Test datasets
Obtaining / creating test datasets
If a test dataset can be created in code, do that instead. If it is used in a
single test, create the test dataset as part of that test. If it is used in
more than a single test, add it to pyogrio/tests/conftest.py instead, as a
function-scoped test fixture.
If you need to obtain 3rd party test files:
- add a section below that describes the source location and processing steps to derive that dataset
- make sure the license is compatible with including in Pyogrio (public domain or open-source) and record that license below
Please keep the test files no larger than necessary to use in tests.
Included test datasets
Natural Earth lowres
naturalearth_lowres.shp was copied from GeoPandas.
License: public domain
GPKG test dataset with null values
test_gpkg_nulls.gpkg was created using Fiona backend to GeoPandas:
from collections import OrderedDict
import fiona
import geopandas as gp
import numpy as np
from pyogrio import write_dataframe
filename = "test_gpkg_nulls.gpkg"
df = gp.GeoDataFrame(
{
"col_bool": np.array([True, False, True], dtype="bool"),
"col_int8": np.array([1, 2, 3], dtype="int8"),
"col_int16": np.array([1, 2, 3], dtype="int16"),
"col_int32": np.array([1, 2, 3], dtype="int32"),
"col_int64": np.array([1, 2, 3], dtype="int64"),
"col_uint8": np.array([1, 2, 3], dtype="uint8"),
"col_uint16": np.array([1, 2, 3], dtype="uint16"),
"col_uint32": np.array([1, 2, 3], dtype="uint32"),
"col_uint64": np.array([1, 2, 3], dtype="uint64"),
"col_float32": np.array([1.5, 2.5, 3.5], dtype="float32"),
"col_float64": np.array([1.5, 2.5, 3.5], dtype="float64"),
},
geometry=gp.points_from_xy([0, 1, 2], [0, 1, 2]),
crs="EPSG:4326",
)
write_dataframe(df, filename)
# construct row with null values
# Note: np.nan can only be used for float values
null_row = {
"type": "Fetaure",
"id": 4,
"properties": OrderedDict(
[
("col_bool", None),
("col_int8", None),
("col_int16", None),
("col_int32", None),
("col_int64", None),
("col_uint8", None),
("col_uint16", None),
("col_uint32", None),
("col_uint64", None),
("col_float32", np.nan),
("col_float64", np.nan),
]
),
"geometry": {"type": "Point", "coordinates": (4.0, 4.0)},
}
# append row with nulls to GPKG
with fiona.open(filename, "a") as c:
c.write(null_row)
NOTE: Reading boolean values into GeoPandas using Fiona backend treats those
values as None and column dtype as object; Pyogrio treats those values as
np.nan and column dtype as float64.
License: same as Pyogrio
OSM PBF test
This was downloaded from https://github.com/openstreetmap/OSM-binary/blob/master/resources/sample.pbf
License: Open Data Commons Open Database License (ODbL)
Test files for geometry types that are downgraded on read
line_zm.gpkg was created using QGIS to digitize a LineString GPKG layer with Z and M enabled.
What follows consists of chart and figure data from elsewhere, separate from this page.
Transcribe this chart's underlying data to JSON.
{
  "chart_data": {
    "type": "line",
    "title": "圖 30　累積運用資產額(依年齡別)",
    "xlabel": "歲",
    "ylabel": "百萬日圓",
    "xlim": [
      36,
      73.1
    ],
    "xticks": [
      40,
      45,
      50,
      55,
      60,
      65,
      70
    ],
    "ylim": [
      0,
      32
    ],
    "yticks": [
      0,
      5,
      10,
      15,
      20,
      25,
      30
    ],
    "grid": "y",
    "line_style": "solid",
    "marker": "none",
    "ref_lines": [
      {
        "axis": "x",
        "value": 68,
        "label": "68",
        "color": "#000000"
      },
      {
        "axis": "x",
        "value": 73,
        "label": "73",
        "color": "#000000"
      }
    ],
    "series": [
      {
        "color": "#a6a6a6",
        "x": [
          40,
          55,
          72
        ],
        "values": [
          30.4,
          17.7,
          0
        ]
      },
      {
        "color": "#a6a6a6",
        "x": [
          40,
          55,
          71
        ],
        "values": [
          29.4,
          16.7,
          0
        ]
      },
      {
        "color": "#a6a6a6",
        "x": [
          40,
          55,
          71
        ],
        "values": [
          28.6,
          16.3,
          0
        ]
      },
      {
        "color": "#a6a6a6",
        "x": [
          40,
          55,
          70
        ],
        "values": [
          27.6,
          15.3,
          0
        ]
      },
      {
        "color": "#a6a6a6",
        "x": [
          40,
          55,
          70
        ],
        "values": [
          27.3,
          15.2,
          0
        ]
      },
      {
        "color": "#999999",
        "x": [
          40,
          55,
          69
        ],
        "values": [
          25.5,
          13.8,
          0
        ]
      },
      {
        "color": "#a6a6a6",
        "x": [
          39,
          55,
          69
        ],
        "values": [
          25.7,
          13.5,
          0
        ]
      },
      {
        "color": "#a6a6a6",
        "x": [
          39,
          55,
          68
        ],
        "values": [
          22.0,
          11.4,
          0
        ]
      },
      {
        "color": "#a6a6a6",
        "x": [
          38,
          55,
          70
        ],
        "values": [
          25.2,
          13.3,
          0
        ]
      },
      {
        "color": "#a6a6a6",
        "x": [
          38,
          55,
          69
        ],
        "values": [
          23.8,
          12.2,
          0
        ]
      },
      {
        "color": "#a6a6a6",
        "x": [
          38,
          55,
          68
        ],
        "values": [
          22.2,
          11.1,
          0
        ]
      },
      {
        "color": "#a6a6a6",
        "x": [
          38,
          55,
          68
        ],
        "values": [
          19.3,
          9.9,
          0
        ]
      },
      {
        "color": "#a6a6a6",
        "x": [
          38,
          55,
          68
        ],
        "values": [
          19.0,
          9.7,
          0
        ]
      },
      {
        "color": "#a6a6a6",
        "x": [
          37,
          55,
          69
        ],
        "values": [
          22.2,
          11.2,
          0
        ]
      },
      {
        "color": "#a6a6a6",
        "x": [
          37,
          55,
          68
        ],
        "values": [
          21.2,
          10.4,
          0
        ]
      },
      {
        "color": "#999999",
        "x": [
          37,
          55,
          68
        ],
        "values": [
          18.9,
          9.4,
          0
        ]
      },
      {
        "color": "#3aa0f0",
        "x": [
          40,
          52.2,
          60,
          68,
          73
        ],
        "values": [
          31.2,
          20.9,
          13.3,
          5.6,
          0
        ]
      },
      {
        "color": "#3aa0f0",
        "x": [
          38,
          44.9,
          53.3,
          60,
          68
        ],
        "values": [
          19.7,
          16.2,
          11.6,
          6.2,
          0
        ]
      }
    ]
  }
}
Downgraded to LineString Z on read.
curve.gpkg was created using QGIS to digitize a Curve GPKG layer. Downgraded to LineString on read.
curvepolygon.gpkg was created using QGIS to digitize a CurvePolygon GPKG layer. Downgraded to Polygon on read.
multisurface.gpkg was created using QGIS to digitize a MultiSurface GPKG layer. Downgraded to MultiPolygon on read.
License: same as Pyogrio